Príncipes del ajuste educados en grandes universidades, socialdemócratas que degenerando aún más llegaron a banqueros, analistas-salmón, entre mármoles, nos dicen como San Juan de la Cruz, que hay que perder el gusto por el apetito de las cosas. Predican que esto sólo se endereza si trabajamos más por menos viruta y por más tiempo.

El gobernador del Banco de España exige, con urgencia, reforma laboral y prolongar la edad de jubilación. Para convencernos utiliza una metáfora vulgar, manida. El sistema, dice, es un barco frágil, que navega a un ritmo muy lento, y si no se hace algo, acabará naufragando. Cada vez que llega una tormenta aparecen vías de agua y la culpa no la tiene el patrón del barco, pero sí está en su mano colmatarlas.

El lugar común del barco, analogía tan sobada como La Tomata, vale para todos los sofismas, incluso el que reza que bien se pilota con timón de oro.

El barco del Estado, a veces, ha sido asaltado por los piratas y siguió navegando. Tal vez por ese recuerdo, los líderes sindicales se dejaron llevar por otros tópicos, también sobados y nefastos, y se pusieron a la cabeza de la Gran Vía fría; anhelan una transferencia de recursos, pero no de los currantes a la nave, sino de los patrones y de los armadores al crucero.

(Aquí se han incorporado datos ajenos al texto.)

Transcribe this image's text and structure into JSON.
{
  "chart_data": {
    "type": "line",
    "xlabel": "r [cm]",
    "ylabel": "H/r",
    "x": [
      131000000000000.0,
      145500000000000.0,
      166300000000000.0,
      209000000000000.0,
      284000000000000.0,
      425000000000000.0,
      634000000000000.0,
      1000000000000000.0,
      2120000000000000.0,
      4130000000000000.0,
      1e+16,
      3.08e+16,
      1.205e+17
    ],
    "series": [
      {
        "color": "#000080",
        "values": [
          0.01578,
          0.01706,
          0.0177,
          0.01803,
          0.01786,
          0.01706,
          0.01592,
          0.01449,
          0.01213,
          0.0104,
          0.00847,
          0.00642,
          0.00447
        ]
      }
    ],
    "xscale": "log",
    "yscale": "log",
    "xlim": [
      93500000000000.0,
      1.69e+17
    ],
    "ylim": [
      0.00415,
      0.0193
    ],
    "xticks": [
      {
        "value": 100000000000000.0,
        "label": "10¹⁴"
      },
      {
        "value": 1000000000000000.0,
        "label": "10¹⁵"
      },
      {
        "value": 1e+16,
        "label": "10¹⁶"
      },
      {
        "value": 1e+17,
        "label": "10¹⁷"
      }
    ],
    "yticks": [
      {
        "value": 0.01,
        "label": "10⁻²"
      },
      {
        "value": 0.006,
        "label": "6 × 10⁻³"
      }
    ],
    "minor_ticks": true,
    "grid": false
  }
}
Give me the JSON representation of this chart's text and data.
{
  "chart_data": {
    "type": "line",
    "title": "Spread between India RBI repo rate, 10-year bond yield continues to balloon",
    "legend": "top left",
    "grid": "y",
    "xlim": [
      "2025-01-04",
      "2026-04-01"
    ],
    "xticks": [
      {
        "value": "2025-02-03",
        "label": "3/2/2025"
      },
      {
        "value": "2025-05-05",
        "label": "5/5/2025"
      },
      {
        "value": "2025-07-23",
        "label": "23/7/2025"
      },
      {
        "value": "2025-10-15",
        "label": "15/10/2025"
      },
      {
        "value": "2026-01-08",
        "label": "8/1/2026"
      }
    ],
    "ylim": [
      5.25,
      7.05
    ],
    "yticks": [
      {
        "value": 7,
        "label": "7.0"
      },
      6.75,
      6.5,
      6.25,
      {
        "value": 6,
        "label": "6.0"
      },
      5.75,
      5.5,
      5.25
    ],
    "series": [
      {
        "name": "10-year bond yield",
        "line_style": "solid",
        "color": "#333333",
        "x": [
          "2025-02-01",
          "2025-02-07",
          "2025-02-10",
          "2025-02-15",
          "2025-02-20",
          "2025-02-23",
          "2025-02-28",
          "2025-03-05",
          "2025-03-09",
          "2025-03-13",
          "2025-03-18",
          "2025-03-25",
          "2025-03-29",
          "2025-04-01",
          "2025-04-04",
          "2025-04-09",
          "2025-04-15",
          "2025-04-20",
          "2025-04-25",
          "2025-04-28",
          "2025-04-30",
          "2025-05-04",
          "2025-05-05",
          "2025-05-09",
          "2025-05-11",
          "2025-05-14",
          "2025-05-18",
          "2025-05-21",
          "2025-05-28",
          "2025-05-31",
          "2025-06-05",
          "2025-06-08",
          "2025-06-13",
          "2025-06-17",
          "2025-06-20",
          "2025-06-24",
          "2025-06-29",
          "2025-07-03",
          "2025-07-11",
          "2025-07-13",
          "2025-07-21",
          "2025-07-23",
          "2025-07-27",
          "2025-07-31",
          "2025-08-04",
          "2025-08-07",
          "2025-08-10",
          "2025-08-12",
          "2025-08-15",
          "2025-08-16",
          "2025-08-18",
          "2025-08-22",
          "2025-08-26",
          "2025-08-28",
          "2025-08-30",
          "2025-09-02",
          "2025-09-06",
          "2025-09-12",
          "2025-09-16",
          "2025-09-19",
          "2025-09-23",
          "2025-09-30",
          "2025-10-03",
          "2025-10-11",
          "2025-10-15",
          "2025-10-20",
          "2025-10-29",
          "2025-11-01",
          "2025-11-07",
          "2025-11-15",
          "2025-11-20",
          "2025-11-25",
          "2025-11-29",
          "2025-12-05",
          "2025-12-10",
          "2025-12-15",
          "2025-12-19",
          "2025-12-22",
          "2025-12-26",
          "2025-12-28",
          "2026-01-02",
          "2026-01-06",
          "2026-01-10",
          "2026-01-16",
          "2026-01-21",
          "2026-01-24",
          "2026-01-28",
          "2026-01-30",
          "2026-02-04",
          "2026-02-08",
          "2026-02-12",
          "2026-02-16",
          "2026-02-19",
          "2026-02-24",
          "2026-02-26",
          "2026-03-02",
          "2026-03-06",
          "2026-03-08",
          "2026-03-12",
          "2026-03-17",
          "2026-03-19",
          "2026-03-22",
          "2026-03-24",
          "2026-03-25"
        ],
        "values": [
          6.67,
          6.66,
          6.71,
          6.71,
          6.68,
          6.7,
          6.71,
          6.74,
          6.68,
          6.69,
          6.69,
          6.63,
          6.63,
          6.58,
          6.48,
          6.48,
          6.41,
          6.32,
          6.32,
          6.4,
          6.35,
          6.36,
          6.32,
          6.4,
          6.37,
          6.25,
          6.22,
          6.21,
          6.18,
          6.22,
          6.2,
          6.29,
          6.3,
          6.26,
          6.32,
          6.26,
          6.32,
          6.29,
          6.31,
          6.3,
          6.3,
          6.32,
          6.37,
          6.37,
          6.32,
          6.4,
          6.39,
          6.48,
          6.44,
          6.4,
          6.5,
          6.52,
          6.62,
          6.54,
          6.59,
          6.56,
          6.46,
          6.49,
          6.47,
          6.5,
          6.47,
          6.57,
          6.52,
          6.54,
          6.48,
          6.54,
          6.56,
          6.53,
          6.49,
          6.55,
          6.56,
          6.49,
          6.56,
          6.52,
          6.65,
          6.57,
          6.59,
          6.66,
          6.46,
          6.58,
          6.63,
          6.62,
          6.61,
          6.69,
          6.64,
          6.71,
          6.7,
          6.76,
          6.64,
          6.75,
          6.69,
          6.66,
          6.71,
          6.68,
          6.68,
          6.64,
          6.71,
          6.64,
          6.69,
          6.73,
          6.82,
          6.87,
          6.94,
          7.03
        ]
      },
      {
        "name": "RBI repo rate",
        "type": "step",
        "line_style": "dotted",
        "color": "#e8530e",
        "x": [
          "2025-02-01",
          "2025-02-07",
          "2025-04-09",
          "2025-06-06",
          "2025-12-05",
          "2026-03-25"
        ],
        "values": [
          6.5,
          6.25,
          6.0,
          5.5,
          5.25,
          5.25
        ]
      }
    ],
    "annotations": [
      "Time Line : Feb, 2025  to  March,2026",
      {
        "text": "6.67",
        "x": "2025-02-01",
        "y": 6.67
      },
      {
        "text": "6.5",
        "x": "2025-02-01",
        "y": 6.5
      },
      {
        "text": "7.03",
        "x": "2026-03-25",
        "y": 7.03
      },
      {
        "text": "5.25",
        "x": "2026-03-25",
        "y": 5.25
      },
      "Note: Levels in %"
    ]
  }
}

Gritan que no hay que dejarse acunar por los cantos de las sirenas de los banqueros, ni hay que creerse los sermones de los que arreglan el Arca de Noé en pleno diluvio, porque los conservadores olvidan que la luz de popa sólo ilumina lo que queda a la espalda. Una pulcra manada de evangelizadores, engañosamente apolíticos, crecidos en la playa del fin de la Historia, no ven otra salida que la vía purgativa.

De pronto, salieron los viejos corsarios. No muchos, sí machos; no hilanderos del algodón de Nottingham con amapolas de banderas, sino espectros del cementerio de las utopías inútiles. Tenían razón los rojos, los sindicalistas no son sino un apéndice más del Estado, por eso los trostkistas gritan que el capitalismo es un cadáver sin cabeza y si esto no desemboca en una salida radical, se debe a la crisis de la dirección revolucionaria.

Ni Cándido ni Toxo pertenecen a la fracción trostkista. Contestan, no como Cobra, sino con buenos modales, que han sido los bancos los que nos han llevado al naufragio (perdonen el tópico). Ponían en las pancartas cosas tan arcaicas como que «la crisis la paguen los capitalistas» o que «lo que hay que reformar es el sistema financiero».

Esas jaculatorias no se las creen ni ebrios ni mal dormidos, pero avisan a su compañero del metal Zapatero, de que a este Gobierno no lo puede echar la derecha, pero sí la calle.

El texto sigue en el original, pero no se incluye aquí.